4 thoughts on “Midsize, non-nuclear powers enter world stage

  1. Jack

    This is indeed a hopeful sign in many respects. It may avoid the Iran confrontation, and it is certainly helpful to see such emerging nations taking on a stronger role in international affairs and not simply ceding all diplomatic initiative to the US. It also coincides with my view that Turkey recognizes that it will never be accepted into Europe and is turning East and reasserting itself as the bridge between east and west.
    On the other hand, it has been pointed out that the amount of nuclear material involved in the exchange, although it is essentially the same as the original proposal a year ago , now only represents less than 1/2 of Iran’s stockpile, whereas back then it represented nearly all of it. This is the “out” for Obama/Clinton to say it is now insufficient and still press for sanctions.

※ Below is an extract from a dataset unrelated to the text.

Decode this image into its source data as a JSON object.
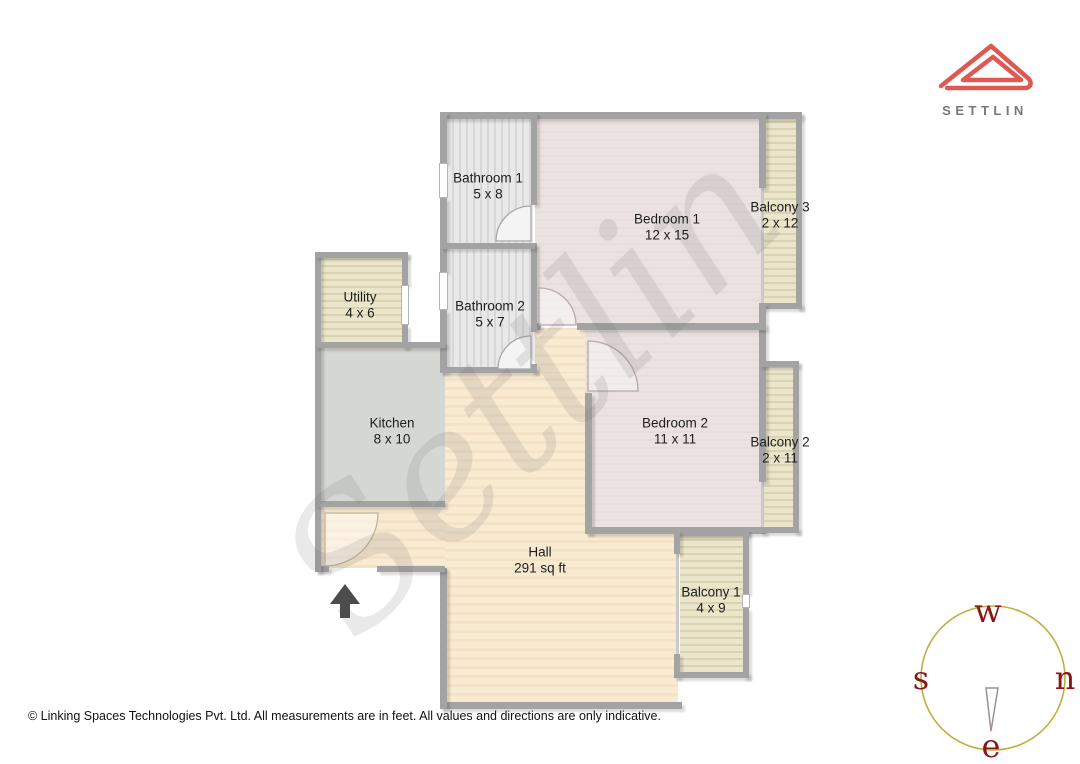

It does seem that the move may well be sufficient to satisfy China and Russia however and thus frustrate the US/Israeli push.

  2. epppie

    The Iran nuclear issue is not vital at all. It’s an insignifigant issue, in itself, important ONLY because the US and Israel insist on it. That and only that makes it important. And it’s in that light that this pushback from the non-aligned movement is truly earthshaking. Where China and Russia feared to tread, Brazil and Turkey have gone. And, predictably, the warmongering nations, led by the US, have already blown off this amazing breakthrough. So now, you coopted alternapundits have no choice. If you care at all about being on the side of truth and justice, you MUST call Obama out for the warmonger he is if he continues to scoff at this deal. Period. You have no choice anymore. You either stand on the side of truth and peace, or you stand on the side of lies and war. YOU MUST MAKE YOUR CHOICE NOW.

  3. Tord Steiro

    I think the prospective role of Russia could be added to this story:
    1. Turkey and Russia are seemingly teaming up on nuclear issues, and the countries appears to be improving diplomatic relations. Further, they more or less encircle the EU, and, hence, they share some common interests with each other, and with the EU.
    2. The fact that Russia is already in the P5, should not be underestimated if Turkey puts some weight behind a viable solution. It would be in Russia’s interest to back Turkey and Brazil in the P5.
    3. At last, of course, Russia have certain nuclear ties to Iran. Which means they have both particular influence and particular interests in the Iranian issue. Iran is also in their neighbourhood, and close to areas troubling Russia.
    Of course, if you look at the long run, it is also in the interest of both Turkey and Russia – on the one side – and the EU – on the other side – to stay close to each other. I think Turkey si simply too big to ever become full EU members, but some kind of close association agreement is about certain, as it is claerly in the interest of both parties. The same goes for Russia, only difference being that Russians do not want EU membership while most Turks do.
    What the agreements will look like is nothing I will try to predict, but I find it very unlikely that the EU will not endorse a comprehensive approach with backing from both Turkey and Russia. This will be one more opportunity to build the relationship all parties know they need.

  4. Christina

    Agree with eppie. The Iranian ‘nuclear crisis’ is a red herring, merely a stick with which to beat iran and force it into being yet another compliant Middle Eastern state. if the EU and US were genuinely concerened about Iran’s nuclear programme, they would be applauding this deal. Instead, they are sulking and pouring cold water all over it. They are in a huff because Turkey and Brazil didn’t know their place and stole a march on them – big time. The deal reached is pretty much the same as the one the ‘internatinal community’ was trying to force on Iran for months. The only difference is that it hasn’t been brokered by the big Western powers. And that’s what bothers them. Enriched uranium is neither here nor there.